Justin’s Breakdown (Video)

He might be the blogger who’s been around the longest – Justin Hall has been publishing on for over a decade. Like many of us, he scours Google for his faith and posts his prayers online, and that’s what’s become his life and meaning... looking for people he can relate to, multiplying pieces of his soul through the web. Now he “sort of had a breakdown in January 2005” [MOV]. This is very personal and very public at the same time. [Via Waxy.]

Screen-Reader Accessibility

What do you have to keep in mind when developing web pages for text-to-speech readers, like for blind users? “Guidelines for Accessible and Usable Web Sites: Observing Users Who Work With Screen Readers” has answers.
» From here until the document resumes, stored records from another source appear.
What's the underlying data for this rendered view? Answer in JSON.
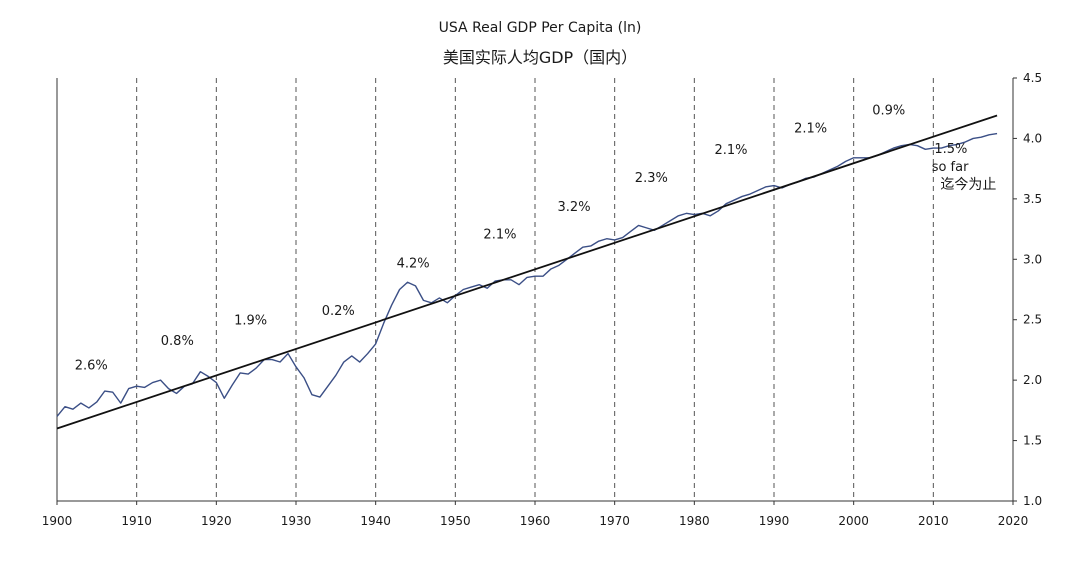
{
  "chart_data": {
    "type": "line",
    "title": "USA Real GDP Per Capita (ln)",
    "subtitle": "美国实际人均GDP（国内）",
    "xlabel": "",
    "ylabel": "",
    "xlim": [
      1900,
      2020
    ],
    "ylim": [
      1.0,
      4.5
    ],
    "x_ticks": [
      1900,
      1910,
      1920,
      1930,
      1940,
      1950,
      1960,
      1970,
      1980,
      1990,
      2000,
      2010,
      2020
    ],
    "y_ticks": [
      "1.0",
      "1.5",
      "2.0",
      "2.5",
      "3.0",
      "3.5",
      "4.0",
      "4.5"
    ],
    "y_axis_side": "right",
    "vertical_gridlines": "dashed, every decade",
    "series": [
      {
        "color": "#3b4f86",
        "points": [
          [
            1900,
            1.7
          ],
          [
            1901,
            1.78
          ],
          [
            1902,
            1.76
          ],
          [
            1903,
            1.81
          ],
          [
            1904,
            1.77
          ],
          [
            1905,
            1.82
          ],
          [
            1906,
            1.91
          ],
          [
            1907,
            1.9
          ],
          [
            1908,
            1.81
          ],
          [
            1909,
            1.93
          ],
          [
            1910,
            1.95
          ],
          [
            1911,
            1.94
          ],
          [
            1912,
            1.98
          ],
          [
            1913,
            2.0
          ],
          [
            1914,
            1.93
          ],
          [
            1915,
            1.89
          ],
          [
            1916,
            1.95
          ],
          [
            1917,
            1.97
          ],
          [
            1918,
            2.07
          ],
          [
            1919,
            2.03
          ],
          [
            1920,
            1.98
          ],
          [
            1921,
            1.85
          ],
          [
            1922,
            1.96
          ],
          [
            1923,
            2.06
          ],
          [
            1924,
            2.05
          ],
          [
            1925,
            2.1
          ],
          [
            1926,
            2.17
          ],
          [
            1927,
            2.17
          ],
          [
            1928,
            2.15
          ],
          [
            1929,
            2.22
          ],
          [
            1930,
            2.11
          ],
          [
            1931,
            2.02
          ],
          [
            1932,
            1.88
          ],
          [
            1933,
            1.86
          ],
          [
            1934,
            1.95
          ],
          [
            1935,
            2.04
          ],
          [
            1936,
            2.15
          ],
          [
            1937,
            2.2
          ],
          [
            1938,
            2.15
          ],
          [
            1939,
            2.22
          ],
          [
            1940,
            2.3
          ],
          [
            1941,
            2.47
          ],
          [
            1942,
            2.62
          ],
          [
            1943,
            2.75
          ],
          [
            1944,
            2.81
          ],
          [
            1945,
            2.78
          ],
          [
            1946,
            2.66
          ],
          [
            1947,
            2.64
          ],
          [
            1948,
            2.68
          ],
          [
            1949,
            2.64
          ],
          [
            1950,
            2.7
          ],
          [
            1951,
            2.75
          ],
          [
            1952,
            2.77
          ],
          [
            1953,
            2.79
          ],
          [
            1954,
            2.76
          ],
          [
            1955,
            2.82
          ],
          [
            1956,
            2.83
          ],
          [
            1957,
            2.83
          ],
          [
            1958,
            2.79
          ],
          [
            1959,
            2.85
          ],
          [
            1960,
            2.86
          ],
          [
            1961,
            2.86
          ],
          [
            1962,
            2.92
          ],
          [
            1963,
            2.95
          ],
          [
            1964,
            3.0
          ],
          [
            1965,
            3.05
          ],
          [
            1966,
            3.1
          ],
          [
            1967,
            3.11
          ],
          [
            1968,
            3.15
          ],
          [
            1969,
            3.17
          ],
          [
            1970,
            3.16
          ],
          [
            1971,
            3.18
          ],
          [
            1972,
            3.23
          ],
          [
            1973,
            3.28
          ],
          [
            1974,
            3.26
          ],
          [
            1975,
            3.24
          ],
          [
            1976,
            3.28
          ],
          [
            1977,
            3.32
          ],
          [
            1978,
            3.36
          ],
          [
            1979,
            3.38
          ],
          [
            1980,
            3.37
          ],
          [
            1981,
            3.38
          ],
          [
            1982,
            3.36
          ],
          [
            1983,
            3.4
          ],
          [
            1984,
            3.46
          ],
          [
            1985,
            3.49
          ],
          [
            1986,
            3.52
          ],
          [
            1987,
            3.54
          ],
          [
            1988,
            3.57
          ],
          [
            1989,
            3.6
          ],
          [
            1990,
            3.61
          ],
          [
            1991,
            3.59
          ],
          [
            1992,
            3.62
          ],
          [
            1993,
            3.64
          ],
          [
            1994,
            3.67
          ],
          [
            1995,
            3.68
          ],
          [
            1996,
            3.71
          ],
          [
            1997,
            3.74
          ],
          [
            1998,
            3.77
          ],
          [
            1999,
            3.81
          ],
          [
            2000,
            3.84
          ],
          [
            2001,
            3.84
          ],
          [
            2002,
            3.84
          ],
          [
            2003,
            3.86
          ],
          [
            2004,
            3.89
          ],
          [
            2005,
            3.92
          ],
          [
            2006,
            3.94
          ],
          [
            2007,
            3.95
          ],
          [
            2008,
            3.94
          ],
          [
            2009,
            3.91
          ],
          [
            2010,
            3.92
          ],
          [
            2011,
            3.92
          ],
          [
            2012,
            3.94
          ],
          [
            2013,
            3.95
          ],
          [
            2014,
            3.97
          ],
          [
            2015,
            4.0
          ],
          [
            2016,
            4.01
          ],
          [
            2017,
            4.03
          ],
          [
            2018,
            4.04
          ]
        ]
      },
      {
        "color": "#111111",
        "points": [
          [
            1900,
            1.6
          ],
          [
            2018,
            4.19
          ]
        ]
      }
    ],
    "annotations": [
      {
        "text": "2.6%",
        "x": 1904.3,
        "y": 2.09
      },
      {
        "text": "0.8%",
        "x": 1915.1,
        "y": 2.29
      },
      {
        "text": "1.9%",
        "x": 1924.3,
        "y": 2.46
      },
      {
        "text": "0.2%",
        "x": 1935.3,
        "y": 2.54
      },
      {
        "text": "4.2%",
        "x": 1944.7,
        "y": 2.93
      },
      {
        "text": "2.1%",
        "x": 1955.6,
        "y": 3.17
      },
      {
        "text": "3.2%",
        "x": 1964.9,
        "y": 3.4
      },
      {
        "text": "2.3%",
        "x": 1974.6,
        "y": 3.64
      },
      {
        "text": "2.1%",
        "x": 1984.6,
        "y": 3.87
      },
      {
        "text": "2.1%",
        "x": 1994.6,
        "y": 4.05
      },
      {
        "text": "0.9%",
        "x": 2004.4,
        "y": 4.2
      },
      {
        "text": "1.5%",
        "x": 2012.2,
        "y": 3.88
      },
      {
        "text": "so far",
        "x": 2012.1,
        "y": 3.73
      },
      {
        "text": "迄今为止",
        "x": 2014.4,
        "y": 3.58
      }
    ]
  }
}
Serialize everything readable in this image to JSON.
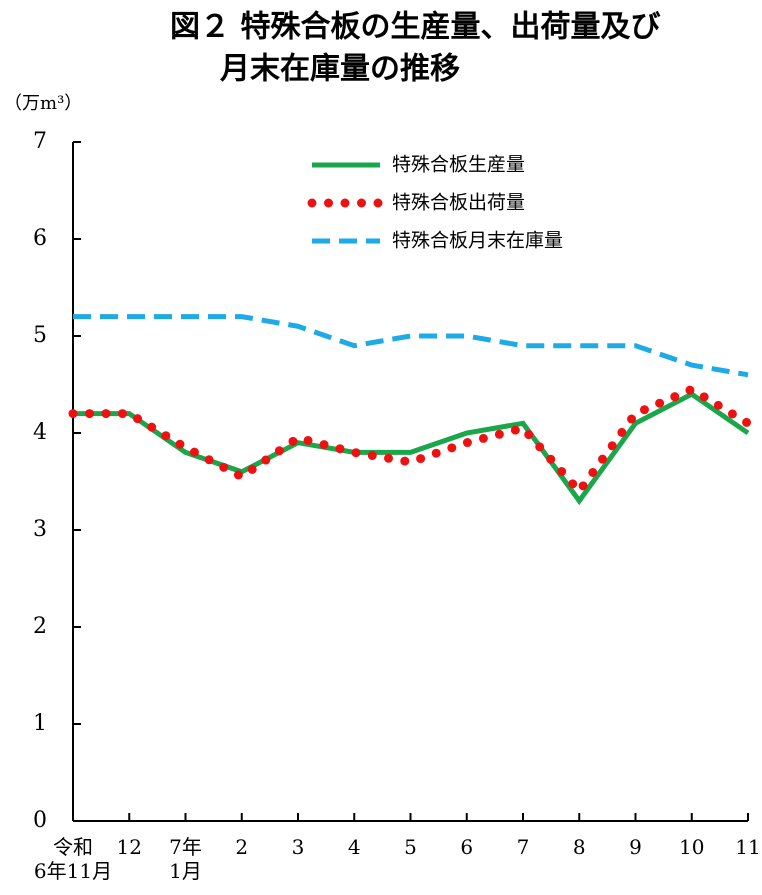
{
  "chart_data": {
    "type": "line",
    "title": [
      "図２ 特殊合板の生産量、出荷量及び",
      "月末在庫量の推移"
    ],
    "y_label": "（万m³）",
    "categories": [
      "令和\n6年11月",
      "12",
      "7年\n1月",
      "2",
      "3",
      "4",
      "5",
      "6",
      "7",
      "8",
      "9",
      "10",
      "11"
    ],
    "series": [
      {
        "name": "特殊合板生産量",
        "color": "#1aa64a",
        "style": "solid",
        "values": [
          4.2,
          4.2,
          3.8,
          3.6,
          3.9,
          3.8,
          3.8,
          4.0,
          4.1,
          3.3,
          4.1,
          4.4,
          4.0
        ]
      },
      {
        "name": "特殊合板出荷量",
        "color": "#ee1111",
        "style": "dotted",
        "values": [
          4.2,
          4.2,
          3.85,
          3.55,
          3.95,
          3.8,
          3.7,
          3.9,
          4.05,
          3.4,
          4.2,
          4.45,
          4.1
        ]
      },
      {
        "name": "特殊合板月末在庫量",
        "color": "#1eaae6",
        "style": "dashed",
        "values": [
          5.2,
          5.2,
          5.2,
          5.2,
          5.1,
          4.9,
          5.0,
          5.0,
          4.9,
          4.9,
          4.9,
          4.7,
          4.6
        ]
      }
    ],
    "ylim": [
      0,
      7
    ],
    "yticks": [
      0,
      1,
      2,
      3,
      4,
      5,
      6,
      7
    ]
  }
}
I found this remark from a screen-reader user interesting, and it’s one more argument against creating “special” pages (like Google does) instead of integrating accessibility right into the same web page:

“I never trust screen reader versions because the text version is never updated.”

GM Viral Marketing

“GM is posting one-word billboards across the country from San Francisco to New York City. The words form a message when they’re strung together. What does it all mean? Find out on January 31, 2005.”
GM – Find the Message

Sat1 & Google

The shockwaves a recent TV show by Sat1 made in German blogspace can be felt over at Google too. In general, I was amazed by the speed Google picked up the new keywords and rankings. One specific entry on Planetopia by Schockwellenreiter was in the Google top ten just one day after being published – so a day after the show aired, you could google it (usually, we need Technorati for that). More specifically, as German Blogging for Compliments noted, the Google Blogoscoped entry jumped into the top ten for “Sat1” (the name of the TV station).


Googlefone is a phone search engine riding on top of Google’s ability to look up phone numbers. “This feature is somewhat hidden,” says Googlefone creator Jonathan Rentzsch, “so I created a website to help bring this great functionality into the open.”

Picasa 2

Google-powered image management software Picasa is now available in version 2. [Via InsideGoogle.]